1.8 Definition vs. Theorem
What is the difference between a definition and a theorem? On pages 10 and 11 of the textbook, there is a rapid fire collection of pink boxes. We reproduce them here (notice that they may have different index numbers than the book – this live session book autoindexes and we’re not including every theorem and definition in this live session discussion guide).
Definition 1.2 Conditional Probability For \(A, B \in S\) with \(P(B) > 0\), the conditional probablity of \(A\) given \(B\) is \[P(A|B) = \frac{P(A\cap B)}{P(B)}.\]

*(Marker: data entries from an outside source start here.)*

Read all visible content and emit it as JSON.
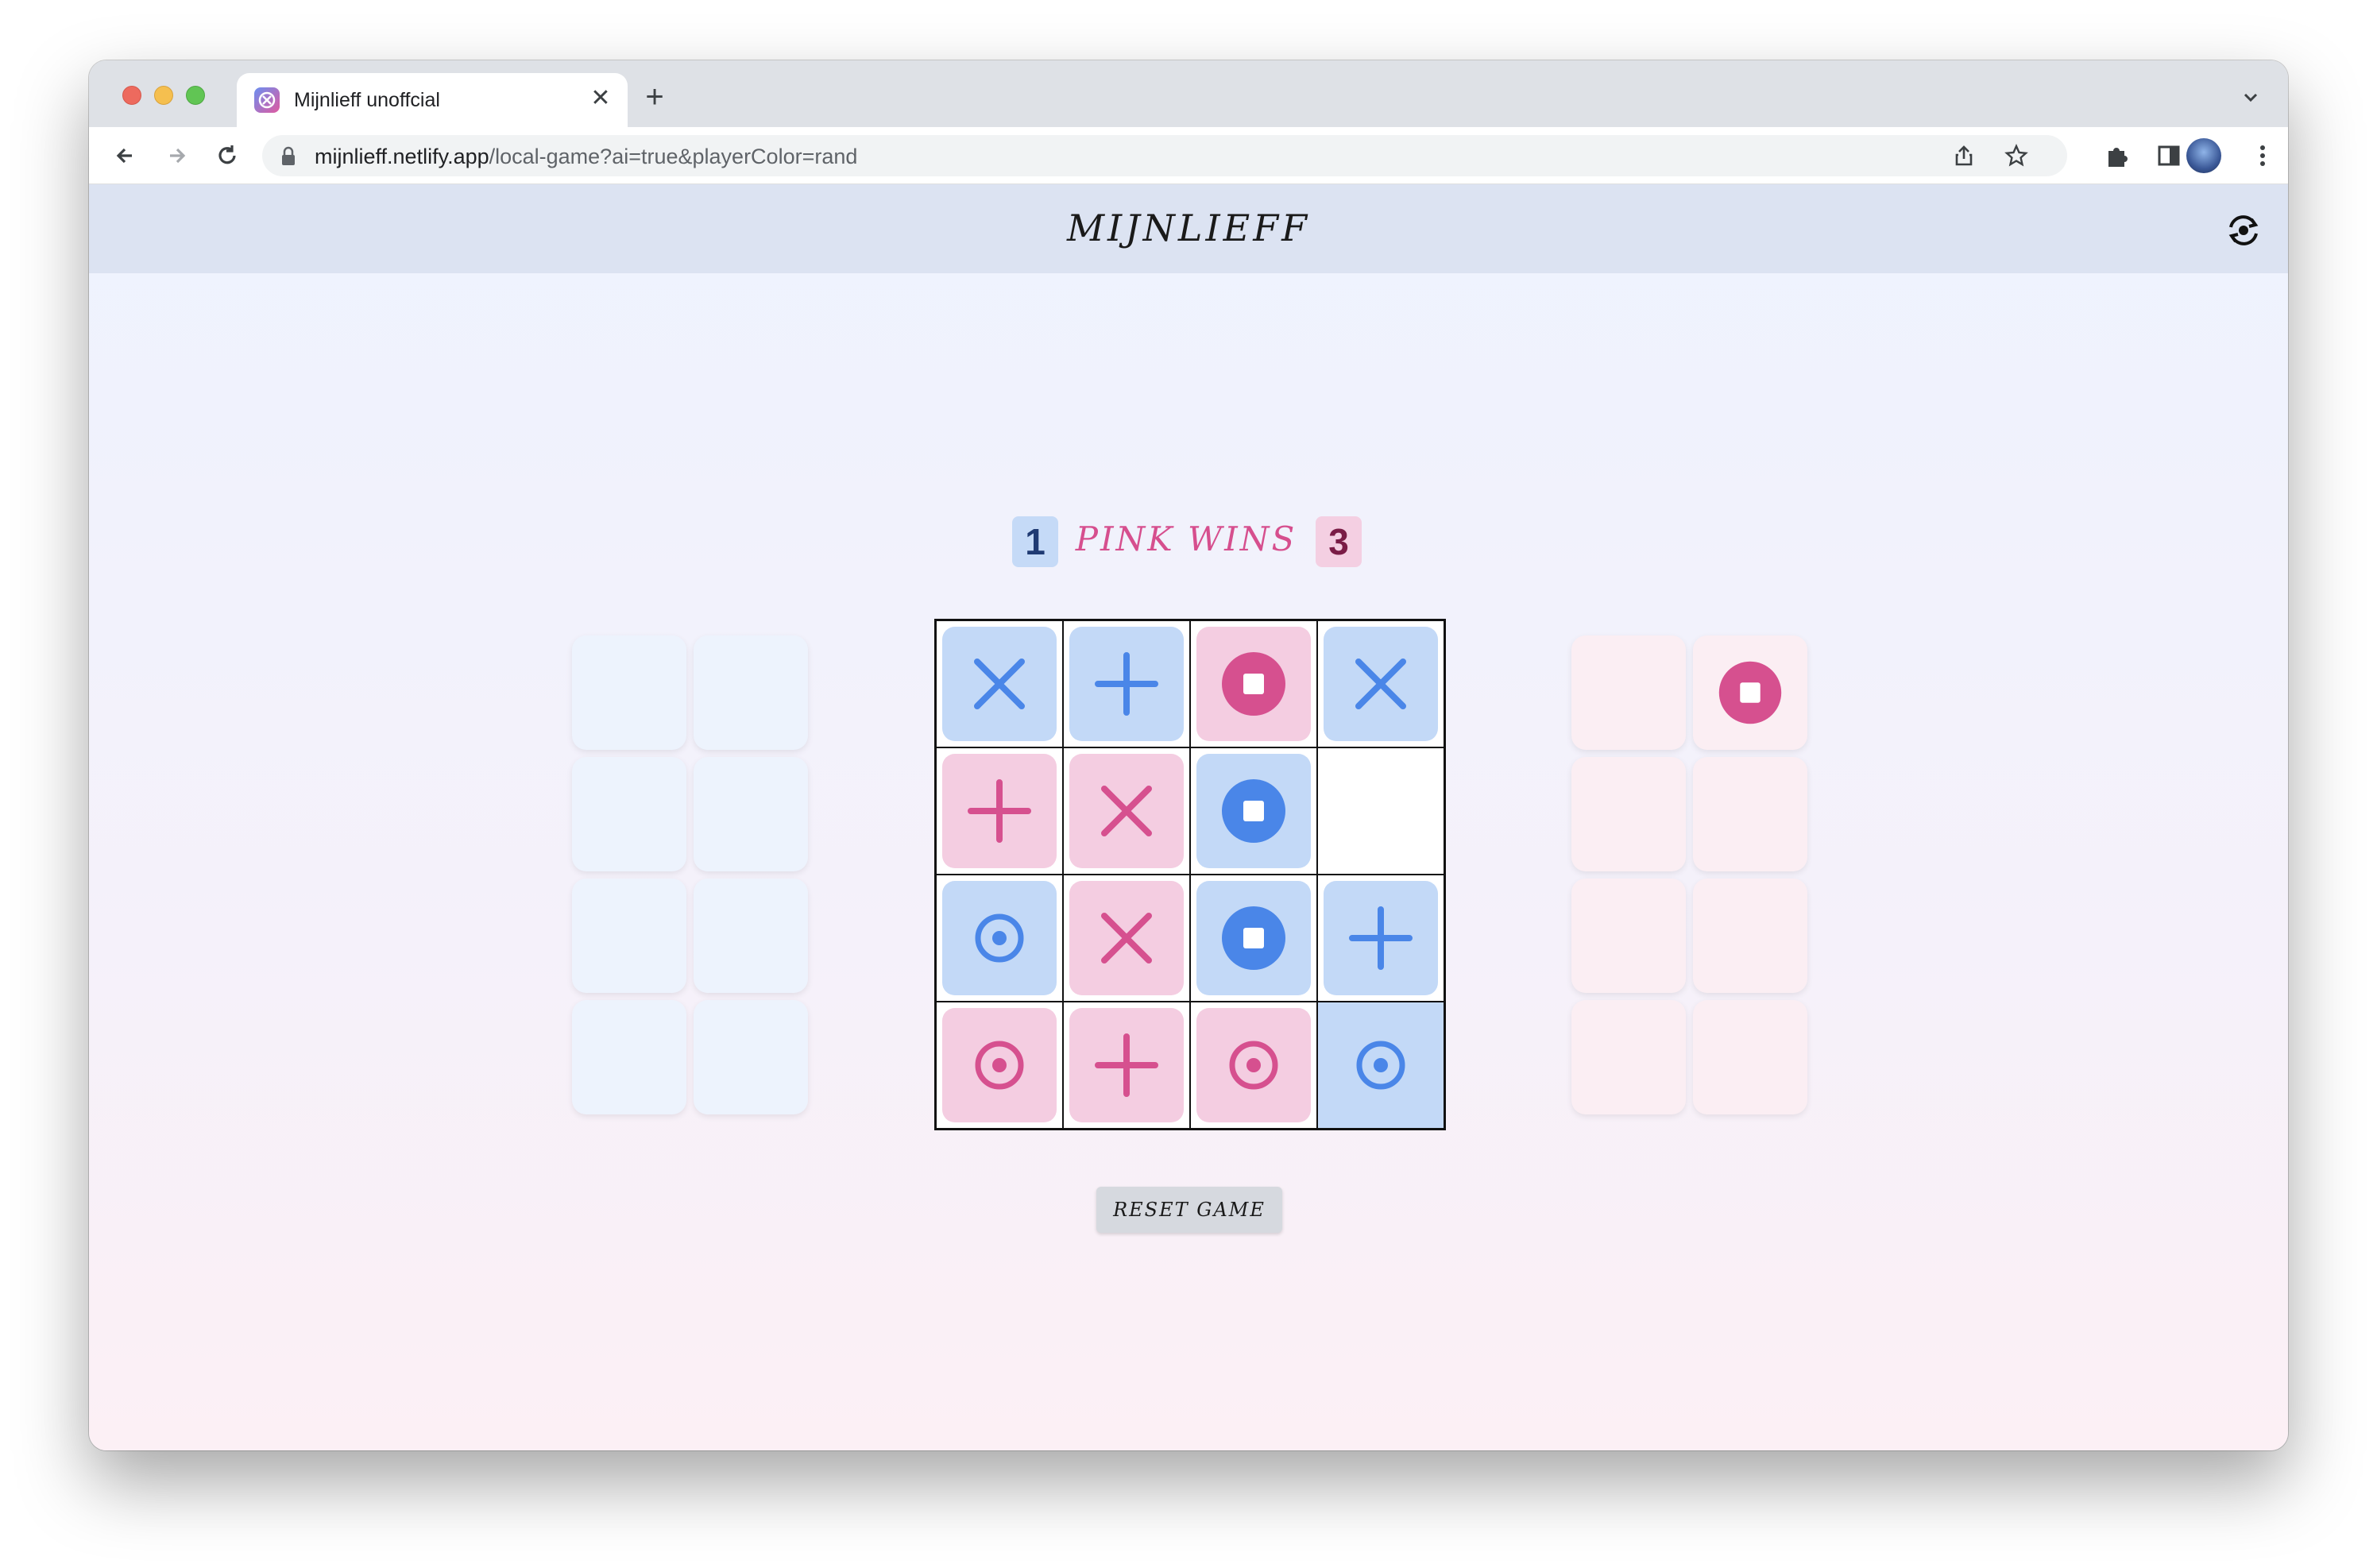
{
  "browser": {
    "tab_title": "Mijnlieff unoffcial",
    "url_host": "mijnlieff.netlify.app",
    "url_path": "/local-game?ai=true&playerColor=rand"
  },
  "app": {
    "title": "MIJNLIEFF",
    "score_blue": "1",
    "score_pink": "3",
    "status": "PINK WINS",
    "reset_label": "RESET GAME"
  },
  "colors": {
    "blue_piece": "#4a86e8",
    "pink_piece": "#d6508f",
    "blue_tile": "#c3d9f7",
    "pink_tile": "#f4cde1"
  },
  "board": [
    [
      {
        "color": "blue",
        "shape": "cross"
      },
      {
        "color": "blue",
        "shape": "plus"
      },
      {
        "color": "pink",
        "shape": "square"
      },
      {
        "color": "blue",
        "shape": "cross"
      }
    ],
    [
      {
        "color": "pink",
        "shape": "plus"
      },
      {
        "color": "pink",
        "shape": "cross"
      },
      {
        "color": "blue",
        "shape": "square"
      },
      null
    ],
    [
      {
        "color": "blue",
        "shape": "target"
      },
      {
        "color": "pink",
        "shape": "cross"
      },
      {
        "color": "blue",
        "shape": "square"
      },
      {
        "color": "blue",
        "shape": "plus"
      }
    ],
    [
      {
        "color": "pink",
        "shape": "target"
      },
      {
        "color": "pink",
        "shape": "plus"
      },
      {
        "color": "pink",
        "shape": "target"
      },
      {
        "color": "blue",
        "shape": "target",
        "highlight": true
      }
    ]
  ],
  "blue_reserve": [
    null,
    null,
    null,
    null,
    null,
    null,
    null,
    null
  ],
  "pink_reserve": [
    null,
    {
      "color": "pink",
      "shape": "square"
    },
    null,
    null,
    null,
    null,
    null,
    null
  ]
}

Theorem 1.1 Multiplicative Law of Probability For \(A, B \in S\) with \(P(B) > 0\), \[P(A|B)P(B) = P(A \cap B)\]
Theorem 1.2 Baye’s Rule For \(A, B \in S\) with \(P(A) > 0\) and \(P(B) > 0\), \[P(A|B) = \frac{P(B|A)P(A)}{P(B)}.\]
- What would happen to the statement of the Multiplicative Law of Probability if we did not have the definition of Conditional Probability?
- How does one get from the definition, to the law?
- Can one get to Baye’s Rule wihtout using the Multiplicative Law of Probability?